But what happens when we’ve made requests and we’ve worked to see and appreciate others for whom they really are and we still want, dream, hope, yearn for them to behave differently – and they don’t? What happens when we continue to clash and my desires are still not met? What then?
Well, I could go to war. I could attempt to force you, one way or another, to be how I want you to be. I could go to court. I could go to rules and to regulations and to sanctions and to threats. I could go to whatever power-over system is available to me to attempt to make you be how I want you to be.
And before I imagine any of these nuclear options, I have a few steps I walk myself through to get some clarity.
One huge help for me in getting clear when I so want to be the boss of someone else is the locus of control circles. Here’s how to use this tool. Draw two big circles on a sheet of paper, one within another, like a big target or donut. In the center circle I identify what I can control. In the outer circle, surrounding the inner one, I identify what I can (or might be able to) influence.
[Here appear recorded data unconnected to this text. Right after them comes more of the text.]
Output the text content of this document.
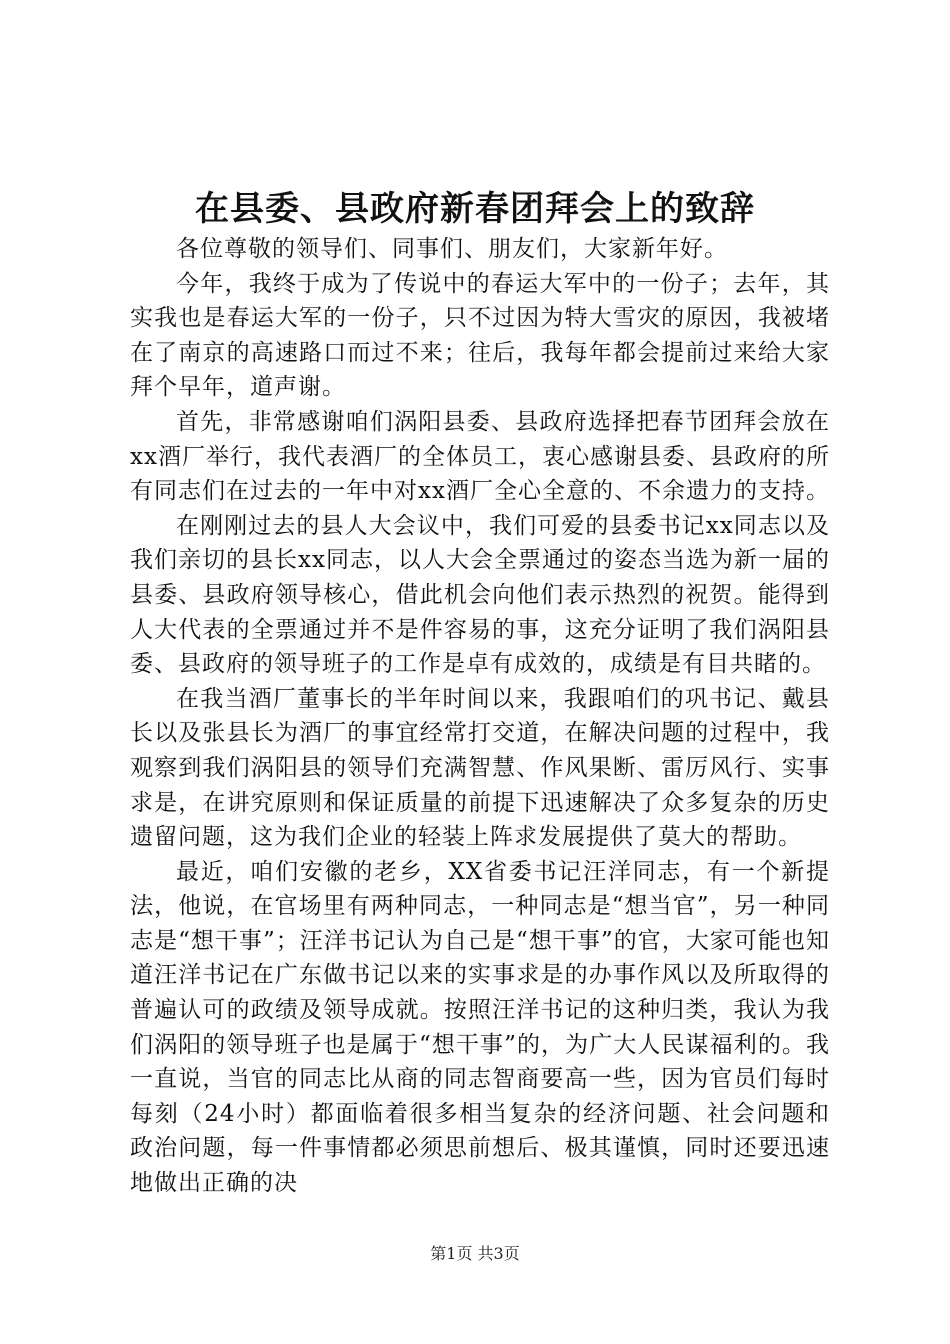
在县委、县政府新春团拜会上的致辞

各位尊敬的领导们、同事们、朋友们，大家新年好。

今年，我终于成为了传说中的春运大军中的一份子；去年，其实我也是春运大军的一份子，只不过因为特大雪灾的原因，我被堵在了南京的高速路口而过不来；往后，我每年都会提前过来给大家拜个早年，道声谢。

首先，非常感谢咱们涡阳县委、县政府选择把春节团拜会放在xx酒厂举行，我代表酒厂的全体员工，衷心感谢县委、县政府的所有同志们在过去的一年中对xx酒厂全心全意的、不余遗力的支持。

在刚刚过去的县人大会议中，我们可爱的县委书记xx同志以及我们亲切的县长xx同志，以人大会全票通过的姿态当选为新一届的县委、县政府领导核心，借此机会向他们表示热烈的祝贺。能得到人大代表的全票通过并不是件容易的事，这充分证明了我们涡阳县委、县政府的领导班子的工作是卓有成效的，成绩是有目共睹的。

在我当酒厂董事长的半年时间以来，我跟咱们的巩书记、戴县长以及张县长为酒厂的事宜经常打交道，在解决问题的过程中，我观察到我们涡阳县的领导们充满智慧、作风果断、雷厉风行、实事求是，在讲究原则和保证质量的前提下迅速解决了众多复杂的历史遗留问题，这为我们企业的轻装上阵求发展提供了莫大的帮助。

最近，咱们安徽的老乡，XX省委书记汪洋同志，有一个新提法，他说，在官场里有两种同志，一种同志是“想当官”，另一种同志是“想干事”；汪洋书记认为自己是“想干事”的官，大家可能也知道汪洋书记在广东做书记以来的实事求是的办事作风以及所取得的普遍认可的政绩及领导成就。按照汪洋书记的这种归类，我认为我们涡阳的领导班子也是属于“想干事”的，为广大人民谋福利的。我一直说，当官的同志比从商的同志智商要高一些，因为官员们每时每刻（24小时）都面临着很多相当复杂的经济问题、社会问题和政治问题，每一件事情都必须思前想后、极其谨慎，同时还要迅速地做出正确的决

第1页 共3页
Outside and all around both of these circles is what I can neither control nor influence.
It’s a simple image for a deep concept – that of remembering what power I actually have.
When I start wishing someone else would change, I ask myself these questions:
What about this situation can I actually control?
What can I (maybe or hope to) influence?
And what about this situation is outside of my ability to control or influence?
When you honestly get right down to it, all we can control is ourselves – our choices, our thoughts, our feelings, our requests, our beliefs, our perspectives, our stories, our dreams, and our expectations. We are the queen of ourselves, no one else.
Here are a few extra bonus point questions for even more clarity:
What am I hoping to avoid within myself by focusing on what I want you to do?
What’s the really hard thing I’ll have to face or do if you don’t change?
What terrifies me about not being able to be in control?
What tactics do I use to attempt to influence?
Who do I become in the process of seeking to have others bend to my will?
What would I be better served to focus on, other than changing you?
I can hope to influence others with my requests and my behaviors, but I can’t wish or ask or boss or force others to do what I want. I can’t bonk anyone over the head with my scepter or magic wand to make them change. I cannot bend others to my will. (Ok, maybe we can force little tiny children to our will, but every sleepless parent knows even that is not always possible.)
So whenever I spend vast amounts of my life force attempting to bend someone else to my will, I am setting myself up for exhaustion, disappointment, and heartache. When my happiness or my important desires depend on someone else behaving in a way that suits me, I am out of my center. When I’m focusing my energy on attempting to control you, I am ignoring what is actually within my circle of control – myself.
Now I know this is all way trickier and messier than some version of “just say no,” or “just stop it right now.” If only things were this easy!
Some of the choices we have to make when we finally quit attempting to bend others to our will can be excruciatingly difficult. Letting go of one of our precious dreams can be heart breaking.
And sometimes it can seem nearly impossible to control anything about our wild emotions or our scattered thoughts. When someone has more privilege than we do or when there are repercussions that are unacceptable to us should we choose something vastly different from what we have been doing, there are more challenges and more things for us to consider. Fortunately we have plenty of tools and perspectives available to us (not only scepters or magic wands, although those are quite awesome)!
The locus of control circles can be used in the process of manifesting any of our desires. They can also be used for hard decisions, strategic planning, or conflict negotiations. Getting clear about what we can and can’t control helps us get focused and back to our own business.
When I get right down to it, I am the queen of my own universe! It is all about me! Being queen of myself is the job I was born for and the one no one else could ever do better. And it is the most challenging and potentially satisfying job I’ll ever have. Now, if only I could find my magic wand…
Beautifully said, as always, Christine. Thank you for sharing your insight!